Sônia Rocha, do Instituto de Estudos do Trabalho e Sociedade (Iets), lembra que a Pnad considera como trabalho infantil mesmo atividades que consumam poucas horas das crianças. E que nas pequenas propriedades rurais, é comum os filhos ajudarem os pais no serviço. Se essas crianças estão estudando ¿ em 2005 cresceu a escolarização nas faixas etárias até os 14 anos ¿ o ligeiro aumento no trabalho infantil não é alarmante, diz Sônia.

Mas a maior parcela de jovens fora da escola é um dado preocupante, alerta a economista. Em 1992, mais de 40% dos brasileiros entre 15 e 17 anos não estudavam. Esse número caiu sistematicamente até alcançar 17,6% em 2003. Mas subiu em 2004 e, no ano passado, aumentou novamente, chegando a 18,3%. Para Sônia, não adianta aumentar a faixa etária do Bolsa Família ¿ hoje, o programa paga aos pais um adicional de R$15 para crianças até 14 anos, limitado a três filhos.
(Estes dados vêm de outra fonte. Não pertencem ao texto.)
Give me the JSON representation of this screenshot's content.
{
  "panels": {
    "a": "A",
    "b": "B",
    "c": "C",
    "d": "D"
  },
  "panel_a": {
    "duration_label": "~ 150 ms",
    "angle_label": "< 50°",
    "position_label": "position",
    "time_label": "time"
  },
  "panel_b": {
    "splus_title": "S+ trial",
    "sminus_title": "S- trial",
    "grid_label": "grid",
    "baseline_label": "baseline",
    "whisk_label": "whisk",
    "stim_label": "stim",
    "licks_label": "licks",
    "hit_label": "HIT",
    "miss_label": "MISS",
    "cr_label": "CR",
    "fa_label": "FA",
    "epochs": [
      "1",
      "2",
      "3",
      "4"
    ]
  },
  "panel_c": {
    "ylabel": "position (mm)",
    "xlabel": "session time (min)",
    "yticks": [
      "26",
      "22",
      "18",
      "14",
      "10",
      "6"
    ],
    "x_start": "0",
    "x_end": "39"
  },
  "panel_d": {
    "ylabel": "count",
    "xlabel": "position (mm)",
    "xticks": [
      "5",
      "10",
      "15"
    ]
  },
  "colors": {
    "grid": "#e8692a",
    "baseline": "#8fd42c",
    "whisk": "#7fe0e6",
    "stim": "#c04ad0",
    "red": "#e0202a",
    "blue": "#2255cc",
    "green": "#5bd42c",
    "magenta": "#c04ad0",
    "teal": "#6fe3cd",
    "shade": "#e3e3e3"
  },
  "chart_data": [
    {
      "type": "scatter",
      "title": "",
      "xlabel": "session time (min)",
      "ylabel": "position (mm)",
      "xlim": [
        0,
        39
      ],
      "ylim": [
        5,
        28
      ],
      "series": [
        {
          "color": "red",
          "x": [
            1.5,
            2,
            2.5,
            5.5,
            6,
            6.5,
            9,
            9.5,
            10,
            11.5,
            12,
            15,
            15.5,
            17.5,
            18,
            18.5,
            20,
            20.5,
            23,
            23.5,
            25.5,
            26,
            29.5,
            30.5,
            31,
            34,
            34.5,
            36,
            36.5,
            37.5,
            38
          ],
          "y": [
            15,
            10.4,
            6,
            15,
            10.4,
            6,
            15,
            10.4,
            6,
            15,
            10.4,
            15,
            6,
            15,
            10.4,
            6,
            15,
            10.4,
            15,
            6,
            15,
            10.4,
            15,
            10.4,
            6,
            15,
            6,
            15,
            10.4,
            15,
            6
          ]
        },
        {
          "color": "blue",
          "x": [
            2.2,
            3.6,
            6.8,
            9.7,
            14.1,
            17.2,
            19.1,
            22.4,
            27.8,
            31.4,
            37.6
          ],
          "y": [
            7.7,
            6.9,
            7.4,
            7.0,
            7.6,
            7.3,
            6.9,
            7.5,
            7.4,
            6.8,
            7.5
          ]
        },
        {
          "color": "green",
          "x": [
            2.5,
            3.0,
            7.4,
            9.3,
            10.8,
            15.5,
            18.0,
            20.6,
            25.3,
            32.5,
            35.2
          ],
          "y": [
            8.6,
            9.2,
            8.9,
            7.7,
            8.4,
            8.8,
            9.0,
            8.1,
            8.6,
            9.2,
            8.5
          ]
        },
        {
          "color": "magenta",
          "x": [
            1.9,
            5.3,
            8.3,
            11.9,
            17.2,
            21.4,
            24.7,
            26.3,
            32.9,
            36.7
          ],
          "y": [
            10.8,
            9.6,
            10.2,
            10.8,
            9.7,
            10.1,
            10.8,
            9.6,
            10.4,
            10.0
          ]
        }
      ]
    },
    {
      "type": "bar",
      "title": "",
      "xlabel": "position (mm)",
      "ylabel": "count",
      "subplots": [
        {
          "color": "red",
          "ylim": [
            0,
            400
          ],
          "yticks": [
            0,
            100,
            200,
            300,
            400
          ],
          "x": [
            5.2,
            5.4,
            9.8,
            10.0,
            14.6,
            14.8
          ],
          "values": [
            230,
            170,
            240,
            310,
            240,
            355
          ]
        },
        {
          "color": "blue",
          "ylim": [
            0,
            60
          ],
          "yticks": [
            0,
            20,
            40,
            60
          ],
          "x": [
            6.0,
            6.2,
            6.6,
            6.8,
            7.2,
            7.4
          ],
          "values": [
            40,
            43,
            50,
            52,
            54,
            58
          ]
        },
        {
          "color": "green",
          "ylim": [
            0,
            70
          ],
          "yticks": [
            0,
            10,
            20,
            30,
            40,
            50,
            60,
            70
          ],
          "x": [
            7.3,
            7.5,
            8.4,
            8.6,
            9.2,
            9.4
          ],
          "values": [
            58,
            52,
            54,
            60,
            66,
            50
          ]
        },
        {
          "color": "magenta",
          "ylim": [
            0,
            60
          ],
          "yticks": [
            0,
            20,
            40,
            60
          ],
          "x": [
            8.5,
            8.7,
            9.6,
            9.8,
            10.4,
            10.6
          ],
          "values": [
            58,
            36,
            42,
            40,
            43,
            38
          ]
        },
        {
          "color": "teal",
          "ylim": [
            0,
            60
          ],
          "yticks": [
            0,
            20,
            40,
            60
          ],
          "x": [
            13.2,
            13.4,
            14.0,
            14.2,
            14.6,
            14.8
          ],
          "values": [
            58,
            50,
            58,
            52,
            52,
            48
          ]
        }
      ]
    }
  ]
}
É preciso melhorar a qualidade do ensino, diz Sônia.

Lena Lavinas, da UFRJ, destaca que o trabalho infantil e a evasão escolar de jovens vinham caindo, mas a tendência foi interrompida em 2003, justamente quando os programas de transferência de renda começaram a ser expandidos. Ela acredita que é preciso ampliar o benefício pago às crianças, para permitir que seus pais as tirem do trabalho. E também estendê-los aos jovens. Ela cita o programa mexicano Oportunidade, no qual o benefício sobe a medida que as crianças avançam nos estudos.

¿ Se o mantra da educação é uma verdade, este país precisa entender que a porta de saída não é cortar benefícios, e sim dar incentivos para a conclusão do Ensino Médio.

Lena, assim como Pedro Américo, da OIT, defende uma maior jornada escolar para evitar que as crianças sejam desviadas para o trabalho.

Para Sergei Soares, a parcela de jovens fora escola cresceu porque faltam vagas no Ensino Médio. A entrada em vigor do Fundeb (fundo que, a exemplo do Fundef, vai financiar a educação, mas abrangendo o pré-escolar e o Ensino Médio) poderá amenizar o quadro:

¿ A culpa é do governo e do Congresso, que atrasaram a aprovação do Fundeb (o projeto ainda precisa ser votado em um turno).

Sociólogo e estudioso da educação, Simon Schwartzman, presidente do Iets, lembra que, nessa faixa etária, a escola é malvista entre os jovens e a autoridade das mães perde força. Ele não vê no mercado do trabalho o motivo para a saída da escola:

¿ A idéia de que os meninos deixam a escola para trabalhar é errada, o ganho não é significativo. O problema está na escola. O estudante não se alfabetiza, não consegue aprender, vai se alienando e acaba saindo.